Runtime errors today #466

Closed ukemi closed 6 years ago

ukemi commented 6 years ago

We are getting a lot of runtime errors today when searching AmiGO2.

kltm commented 6 years ago

It looks like production has been fluttering as bit. Hopefully it has stabilized; it seems to work now anyways. We're trying to get things ticking over here so we can move the systems over.

kltm commented 6 years ago

Well...it may be that we are production at the moment.

@stuartmiyasato Just to check here, it looks like amigo.geneontology.org is now resolving to nakama at Berkeley. Is this a temporary measure for the fluttering or should we be treating it as something more permanent?

stuartmiyasato commented 6 years ago

@kltm I would like it to be more permanent, but you know... :) When it does this, it basically means the production web servers need to be restarted. I'm doing that now. But as you're noticing, I'm spending a lot less time monitoring these systems now -- I have my hands full with other tasks and unfortunately GO is dropping near the bottom of that list now...

kltm commented 6 years ago

@stuartmiyasato No problem and very understandable--we thought that a switch might have happened at some point and we didn't notice or something. For progress, we're just trying to get the indexes independently build now as part of the pipeline and should be able to release you soon. We are finally looking at the timeline in weeks.

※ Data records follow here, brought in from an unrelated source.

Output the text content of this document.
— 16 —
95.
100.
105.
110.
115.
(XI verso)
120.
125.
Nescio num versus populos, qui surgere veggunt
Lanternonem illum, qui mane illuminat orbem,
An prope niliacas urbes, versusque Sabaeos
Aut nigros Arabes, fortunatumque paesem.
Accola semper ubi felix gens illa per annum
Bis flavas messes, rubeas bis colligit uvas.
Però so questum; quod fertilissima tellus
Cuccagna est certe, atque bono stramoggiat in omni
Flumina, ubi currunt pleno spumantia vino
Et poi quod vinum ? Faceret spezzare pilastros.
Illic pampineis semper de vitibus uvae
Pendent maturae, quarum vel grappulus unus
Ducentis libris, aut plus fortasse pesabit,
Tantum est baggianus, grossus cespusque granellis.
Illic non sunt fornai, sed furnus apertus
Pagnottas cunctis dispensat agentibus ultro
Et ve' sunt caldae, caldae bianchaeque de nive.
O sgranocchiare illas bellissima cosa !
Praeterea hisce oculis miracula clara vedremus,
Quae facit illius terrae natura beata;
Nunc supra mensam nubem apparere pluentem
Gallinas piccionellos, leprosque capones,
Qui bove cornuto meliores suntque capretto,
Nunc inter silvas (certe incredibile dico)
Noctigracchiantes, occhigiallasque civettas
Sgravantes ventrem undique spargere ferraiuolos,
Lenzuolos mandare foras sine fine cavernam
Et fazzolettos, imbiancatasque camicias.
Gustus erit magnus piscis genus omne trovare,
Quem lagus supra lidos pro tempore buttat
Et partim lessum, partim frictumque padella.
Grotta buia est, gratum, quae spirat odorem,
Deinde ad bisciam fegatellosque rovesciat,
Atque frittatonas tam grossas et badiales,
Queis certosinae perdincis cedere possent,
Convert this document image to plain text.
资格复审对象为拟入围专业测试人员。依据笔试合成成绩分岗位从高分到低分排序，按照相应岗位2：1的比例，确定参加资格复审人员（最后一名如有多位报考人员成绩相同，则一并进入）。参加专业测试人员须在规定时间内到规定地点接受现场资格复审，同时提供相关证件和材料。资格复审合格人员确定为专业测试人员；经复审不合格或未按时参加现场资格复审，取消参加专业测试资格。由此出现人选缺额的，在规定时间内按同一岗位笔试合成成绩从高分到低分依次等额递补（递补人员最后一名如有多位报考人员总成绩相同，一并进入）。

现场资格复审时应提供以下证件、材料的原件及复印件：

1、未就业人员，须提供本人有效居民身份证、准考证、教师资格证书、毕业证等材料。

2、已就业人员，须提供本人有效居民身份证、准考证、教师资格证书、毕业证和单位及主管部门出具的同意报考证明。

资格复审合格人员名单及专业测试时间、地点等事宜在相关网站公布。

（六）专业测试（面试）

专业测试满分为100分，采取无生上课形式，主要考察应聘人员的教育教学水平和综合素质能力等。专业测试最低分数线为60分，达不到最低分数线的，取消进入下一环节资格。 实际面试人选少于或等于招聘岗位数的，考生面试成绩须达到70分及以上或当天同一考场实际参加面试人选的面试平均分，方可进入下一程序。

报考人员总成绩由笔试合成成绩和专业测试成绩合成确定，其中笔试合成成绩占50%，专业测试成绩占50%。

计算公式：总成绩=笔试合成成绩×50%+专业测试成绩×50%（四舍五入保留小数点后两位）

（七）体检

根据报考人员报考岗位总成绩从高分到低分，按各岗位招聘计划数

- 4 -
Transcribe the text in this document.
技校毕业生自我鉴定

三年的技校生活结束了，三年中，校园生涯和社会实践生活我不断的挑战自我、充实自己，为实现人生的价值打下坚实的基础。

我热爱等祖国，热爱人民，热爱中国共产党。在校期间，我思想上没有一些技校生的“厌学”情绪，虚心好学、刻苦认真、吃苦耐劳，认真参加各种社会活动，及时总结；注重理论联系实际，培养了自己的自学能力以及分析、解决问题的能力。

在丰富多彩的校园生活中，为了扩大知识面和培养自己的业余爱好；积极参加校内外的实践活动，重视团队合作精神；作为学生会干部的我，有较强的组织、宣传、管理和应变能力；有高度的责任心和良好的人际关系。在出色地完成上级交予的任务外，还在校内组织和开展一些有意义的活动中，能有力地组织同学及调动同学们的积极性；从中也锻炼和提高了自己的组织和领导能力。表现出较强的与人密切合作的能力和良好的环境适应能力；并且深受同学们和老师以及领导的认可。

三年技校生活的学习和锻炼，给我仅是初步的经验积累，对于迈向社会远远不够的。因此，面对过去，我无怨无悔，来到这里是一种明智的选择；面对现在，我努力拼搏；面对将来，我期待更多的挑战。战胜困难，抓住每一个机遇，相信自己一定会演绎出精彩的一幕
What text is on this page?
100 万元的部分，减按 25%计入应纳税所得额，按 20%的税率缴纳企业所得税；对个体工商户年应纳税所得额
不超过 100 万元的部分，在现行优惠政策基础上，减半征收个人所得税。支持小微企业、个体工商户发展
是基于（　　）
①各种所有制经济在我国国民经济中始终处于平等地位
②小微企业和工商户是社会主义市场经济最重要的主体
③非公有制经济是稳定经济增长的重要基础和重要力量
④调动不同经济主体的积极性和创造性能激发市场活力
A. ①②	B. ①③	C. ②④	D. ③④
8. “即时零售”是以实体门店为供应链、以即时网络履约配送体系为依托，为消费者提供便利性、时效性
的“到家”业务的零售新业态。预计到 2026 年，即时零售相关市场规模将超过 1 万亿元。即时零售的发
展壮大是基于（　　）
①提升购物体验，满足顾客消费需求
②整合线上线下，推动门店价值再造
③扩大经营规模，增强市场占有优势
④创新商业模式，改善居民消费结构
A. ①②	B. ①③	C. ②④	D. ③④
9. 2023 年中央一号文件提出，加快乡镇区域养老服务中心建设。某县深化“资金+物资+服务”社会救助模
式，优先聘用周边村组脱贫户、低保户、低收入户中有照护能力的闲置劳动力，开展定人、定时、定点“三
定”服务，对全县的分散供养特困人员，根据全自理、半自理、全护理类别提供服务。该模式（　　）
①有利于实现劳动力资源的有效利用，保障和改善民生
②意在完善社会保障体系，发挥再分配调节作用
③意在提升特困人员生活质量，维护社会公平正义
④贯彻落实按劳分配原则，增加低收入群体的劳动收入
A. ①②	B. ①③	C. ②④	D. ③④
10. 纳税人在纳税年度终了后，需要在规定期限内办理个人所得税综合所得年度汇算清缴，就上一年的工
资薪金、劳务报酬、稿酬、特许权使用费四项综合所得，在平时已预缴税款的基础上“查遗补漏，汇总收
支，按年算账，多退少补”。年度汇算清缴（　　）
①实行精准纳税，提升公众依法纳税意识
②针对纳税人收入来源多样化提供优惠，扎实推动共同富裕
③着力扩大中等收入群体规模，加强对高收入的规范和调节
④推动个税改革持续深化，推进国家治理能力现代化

stuartmiyasato commented 6 years ago

More relevant to the production behavior... Back a year or two ago when Stanford had a data-center wide power shutdown, we set up DNS for amigo.geneontology.org to have a failover entry. When a healthcheck to the Stanford load balanced address failed, DNS dynamically changed to point amigo.geneontology.org to nakama. After the power maintenance was completed, I just kept that DNS configuration in place in case the Stanford servers ever stopped responding, like what happened earlier today.

kltm commented 6 years ago

Ooo, nice! I hadn't realized it was an automatic failover. That's good to know in case something like this happens again in the next few weeks. We had a bit of a scramble earlier when we realized we were "live" over here, trying to figure out if this was our world now :)

kltm commented 6 years ago

Remainder from a different world.